X

Twitter'da "vegan sucuk" duyarı yiyince geldi bana gelenler, oturdum bu yazıyı yazdım.


"Canın sucuk çekiyorsa sucuk ye, bunu yiyeceğine" demiştim vegan sucuk paketini görünce. Vay efendim insanların ne yediğine nasıl karışırmışımdan tut veganlığı en baştan anlatmaya kadar giden bi ton laf işittim.


Öylesine, düşünülmeden edilmiş, yazdıktan 10 dakika sonra unuttuğum bir şeydi aslında. O kadar sinirlenildiğini görünce şaşırdım. İnsanların benden ve karışlaştıkları/takip ettikleri her insandan ne istediğini, ne beklediğini anlamakta zorlanıyorum artık.


İyi görünmeye, duyarlı olmaya o kadar takmışız ki kafayı, gerçekten ne hissettiğimizin, ne düşündüğümüzün hiçbir önemi yok.


İyi görünelim yeter! Cuma günü dualar paylaşılsın, ulusal bayramlar kutlansın, kandiller, özel günler, ülke gündemi hepsine ayak uydurmak, duyarlı görünmek zorundasın artık.


Öyle görünmezsen, bu iyiliği ve duyarlılığı insanların gözüne sokmazsan ya vatan hainisin, ya da iğrenç gibi bir insan. Keşke ölsen. Zaten eleştirdiğin an hemen kapı gösteriliyor; beğenmiyorsan çek git!


Sen kimi kimin ülkesinden kovuyorsun da diyemiyorsun, seviyorsan git savaş diyor.
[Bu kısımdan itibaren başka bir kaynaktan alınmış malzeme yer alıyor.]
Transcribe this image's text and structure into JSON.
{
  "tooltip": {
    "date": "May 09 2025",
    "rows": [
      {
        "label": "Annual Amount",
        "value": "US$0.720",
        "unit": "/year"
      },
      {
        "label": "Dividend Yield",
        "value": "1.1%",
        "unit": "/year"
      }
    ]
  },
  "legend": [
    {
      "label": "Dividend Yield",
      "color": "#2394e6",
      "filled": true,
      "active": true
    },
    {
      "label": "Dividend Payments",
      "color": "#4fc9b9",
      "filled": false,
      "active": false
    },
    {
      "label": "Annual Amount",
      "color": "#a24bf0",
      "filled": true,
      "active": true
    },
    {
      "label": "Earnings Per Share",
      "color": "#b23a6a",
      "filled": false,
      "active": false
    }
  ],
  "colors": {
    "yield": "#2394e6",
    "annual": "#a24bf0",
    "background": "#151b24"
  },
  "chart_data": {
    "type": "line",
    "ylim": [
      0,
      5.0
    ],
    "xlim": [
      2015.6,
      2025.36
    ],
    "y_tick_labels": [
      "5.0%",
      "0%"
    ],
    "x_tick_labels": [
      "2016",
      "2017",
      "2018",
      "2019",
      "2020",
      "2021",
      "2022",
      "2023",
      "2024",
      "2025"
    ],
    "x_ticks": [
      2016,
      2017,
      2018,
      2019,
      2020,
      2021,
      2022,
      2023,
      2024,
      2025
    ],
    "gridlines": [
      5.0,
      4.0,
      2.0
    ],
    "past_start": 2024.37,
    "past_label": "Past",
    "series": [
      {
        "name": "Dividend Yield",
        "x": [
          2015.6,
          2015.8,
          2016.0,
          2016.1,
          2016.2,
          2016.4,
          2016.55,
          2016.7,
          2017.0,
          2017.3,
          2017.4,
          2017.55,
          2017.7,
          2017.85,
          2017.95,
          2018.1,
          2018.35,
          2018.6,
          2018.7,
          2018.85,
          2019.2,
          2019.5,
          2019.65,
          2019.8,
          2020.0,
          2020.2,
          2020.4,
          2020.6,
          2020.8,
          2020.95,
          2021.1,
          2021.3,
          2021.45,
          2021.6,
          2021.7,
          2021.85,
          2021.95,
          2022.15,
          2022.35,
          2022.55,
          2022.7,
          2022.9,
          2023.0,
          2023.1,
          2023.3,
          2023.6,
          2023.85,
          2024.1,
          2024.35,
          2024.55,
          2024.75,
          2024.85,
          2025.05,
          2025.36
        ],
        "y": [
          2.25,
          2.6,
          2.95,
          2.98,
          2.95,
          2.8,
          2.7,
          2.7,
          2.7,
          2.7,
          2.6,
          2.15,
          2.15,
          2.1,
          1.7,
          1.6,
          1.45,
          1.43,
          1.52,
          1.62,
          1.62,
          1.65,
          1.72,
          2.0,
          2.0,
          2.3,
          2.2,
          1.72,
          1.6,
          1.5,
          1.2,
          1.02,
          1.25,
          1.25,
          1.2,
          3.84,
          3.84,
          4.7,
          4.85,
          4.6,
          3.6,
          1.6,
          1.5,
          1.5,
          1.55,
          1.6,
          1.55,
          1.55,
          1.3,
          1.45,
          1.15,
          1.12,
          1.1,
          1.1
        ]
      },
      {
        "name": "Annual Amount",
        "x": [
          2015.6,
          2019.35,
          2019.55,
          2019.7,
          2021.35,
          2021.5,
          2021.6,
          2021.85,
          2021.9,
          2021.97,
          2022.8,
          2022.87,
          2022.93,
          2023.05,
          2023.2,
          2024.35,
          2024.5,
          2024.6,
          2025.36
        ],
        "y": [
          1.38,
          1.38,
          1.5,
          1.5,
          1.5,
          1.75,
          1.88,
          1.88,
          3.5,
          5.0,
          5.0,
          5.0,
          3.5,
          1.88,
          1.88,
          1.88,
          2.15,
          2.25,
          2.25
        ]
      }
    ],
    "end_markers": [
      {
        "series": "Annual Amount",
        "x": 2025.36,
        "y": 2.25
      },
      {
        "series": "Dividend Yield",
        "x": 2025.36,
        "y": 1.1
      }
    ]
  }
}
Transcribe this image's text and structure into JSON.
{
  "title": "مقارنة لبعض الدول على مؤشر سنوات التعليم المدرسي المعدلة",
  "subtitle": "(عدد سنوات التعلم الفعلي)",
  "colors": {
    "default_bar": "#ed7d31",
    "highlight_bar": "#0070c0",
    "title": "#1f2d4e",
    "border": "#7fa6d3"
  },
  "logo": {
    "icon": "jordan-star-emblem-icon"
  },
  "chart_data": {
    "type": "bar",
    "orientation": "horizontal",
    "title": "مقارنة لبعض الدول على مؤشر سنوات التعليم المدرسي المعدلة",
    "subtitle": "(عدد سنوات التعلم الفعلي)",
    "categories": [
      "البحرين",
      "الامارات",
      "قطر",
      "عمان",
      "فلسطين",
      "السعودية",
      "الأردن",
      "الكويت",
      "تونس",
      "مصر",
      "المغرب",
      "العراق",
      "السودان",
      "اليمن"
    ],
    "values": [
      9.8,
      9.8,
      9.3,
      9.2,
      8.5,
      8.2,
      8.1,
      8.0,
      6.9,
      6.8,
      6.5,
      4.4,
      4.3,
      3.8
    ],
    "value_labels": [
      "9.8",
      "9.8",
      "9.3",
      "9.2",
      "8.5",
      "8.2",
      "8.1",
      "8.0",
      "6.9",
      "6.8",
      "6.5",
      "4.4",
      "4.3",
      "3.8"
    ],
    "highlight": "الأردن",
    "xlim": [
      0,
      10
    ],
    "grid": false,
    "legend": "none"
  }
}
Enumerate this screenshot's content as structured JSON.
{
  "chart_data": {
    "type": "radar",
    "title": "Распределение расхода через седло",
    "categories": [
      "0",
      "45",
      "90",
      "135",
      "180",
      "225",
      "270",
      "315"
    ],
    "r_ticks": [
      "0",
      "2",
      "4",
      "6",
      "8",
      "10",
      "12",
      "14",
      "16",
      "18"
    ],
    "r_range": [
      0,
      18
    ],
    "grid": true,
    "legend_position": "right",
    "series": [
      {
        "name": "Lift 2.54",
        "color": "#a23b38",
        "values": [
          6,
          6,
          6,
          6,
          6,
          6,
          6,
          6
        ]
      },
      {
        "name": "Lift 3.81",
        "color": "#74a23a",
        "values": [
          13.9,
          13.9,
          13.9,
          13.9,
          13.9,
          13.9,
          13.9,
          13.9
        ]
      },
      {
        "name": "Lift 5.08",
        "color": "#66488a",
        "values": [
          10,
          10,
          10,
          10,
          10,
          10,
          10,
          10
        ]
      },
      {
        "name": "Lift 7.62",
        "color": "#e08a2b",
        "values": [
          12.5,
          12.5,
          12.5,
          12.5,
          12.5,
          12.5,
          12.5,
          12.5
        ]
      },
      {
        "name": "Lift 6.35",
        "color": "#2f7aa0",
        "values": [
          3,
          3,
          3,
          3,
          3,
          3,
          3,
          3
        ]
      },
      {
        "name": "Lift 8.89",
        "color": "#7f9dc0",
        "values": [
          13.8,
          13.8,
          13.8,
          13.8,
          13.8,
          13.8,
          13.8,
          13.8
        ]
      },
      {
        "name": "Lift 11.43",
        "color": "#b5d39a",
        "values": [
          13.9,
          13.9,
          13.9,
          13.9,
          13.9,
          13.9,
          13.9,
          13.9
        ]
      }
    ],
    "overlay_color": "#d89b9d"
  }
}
Ortalıkta olmayan cepheye yollamaya çalışıyor seni.


Yaralı kediye yuva ararsın; hemen çıkıyor ordan bi çok bilmiş "E ama bi ton aç insan var!"


Ya arkadaşım konumuz o mu desen yine sen kabahatlisin. Kediyi görmezden gelsen de sen suçlusun.


Kan arama ilanını duyurursun, "E ama bizim okula kitap lazım."


Kitap yollarsın, "E atanamayan öğretmenlere de el at!"


Gözünden kaçar, ilgilenmek istemezsin, o an tersine gelir, bütün işsizliğinin sebebi seni bilir.


Mesela "beden olumlama" mı nedir bi şey çıkmış, koltukaltı tüylerini almayıp, bunu boy boy paylaşıyor kadınlar. Bi arkadaşım yollamış "ıyy bu ne ya" diye dedim sil şu mesajları bak bi gören duyan olur, adımız kadın düşmanına çıkar, kız kardeşlikten kovuluruz senin yüzünden!


Bu hareketin altında yatan düşünce baz olarak doğru olsa bana hijyenik gelmiyor demek gibi bir lüksün yok, hemen "eee kadının kadından başka düşmanı yok" etkiketini yiyorsun. Bana bu tüyleri almak dayatıldığı için ben aptal oluyorum, o davasının peşinde! E hani kadın gücü, beni niye üvey evlat gibi öteledin aynı görüşte değliz diye...


Bu tür yavanlıklar, yalan duyarlar o kadar çok ki. Yıldım artık bu sahte iyilerden.


Artık nasıl olduğumuzdan çok nasıl göründüğümüze, nasıl bir profil çizdiğimize o kadar takmış, o kadar paravan mükemmel insanlar yaratmışız ki, gerçekten öyle olduğumuza da inanıyoruz.


Bunu fark ettiğim an hem kendime, hem çevreme bir dur dedim. Çevresine, doğaya, insanlara saygılı bir bireyim ama ben de insanım arkadaş.


Güzel bir kadını kıskanıyorum, ben evde yatarken harika bir yemek yiyen birine imreniyorum, mutlu ilişkilere özeniyorum, sevmediğim insanların mutsuz olmasını istiyorum!


İnsanım en nihayetinde, robot değil.


İçe attığımız en insani duyguları kendimize bile itiraf etmeden, "dışarıya nasıl görünürüm, aman hakkımda ne derler" kaygısıyla kendi kendimizi harap ediyoruz.


Böyle yalan mükemmeller olmak için kendimizi kasacağımıza bazılarımız da "olduğu kadar" olsa mesela? Hayat bayram olmaz mı?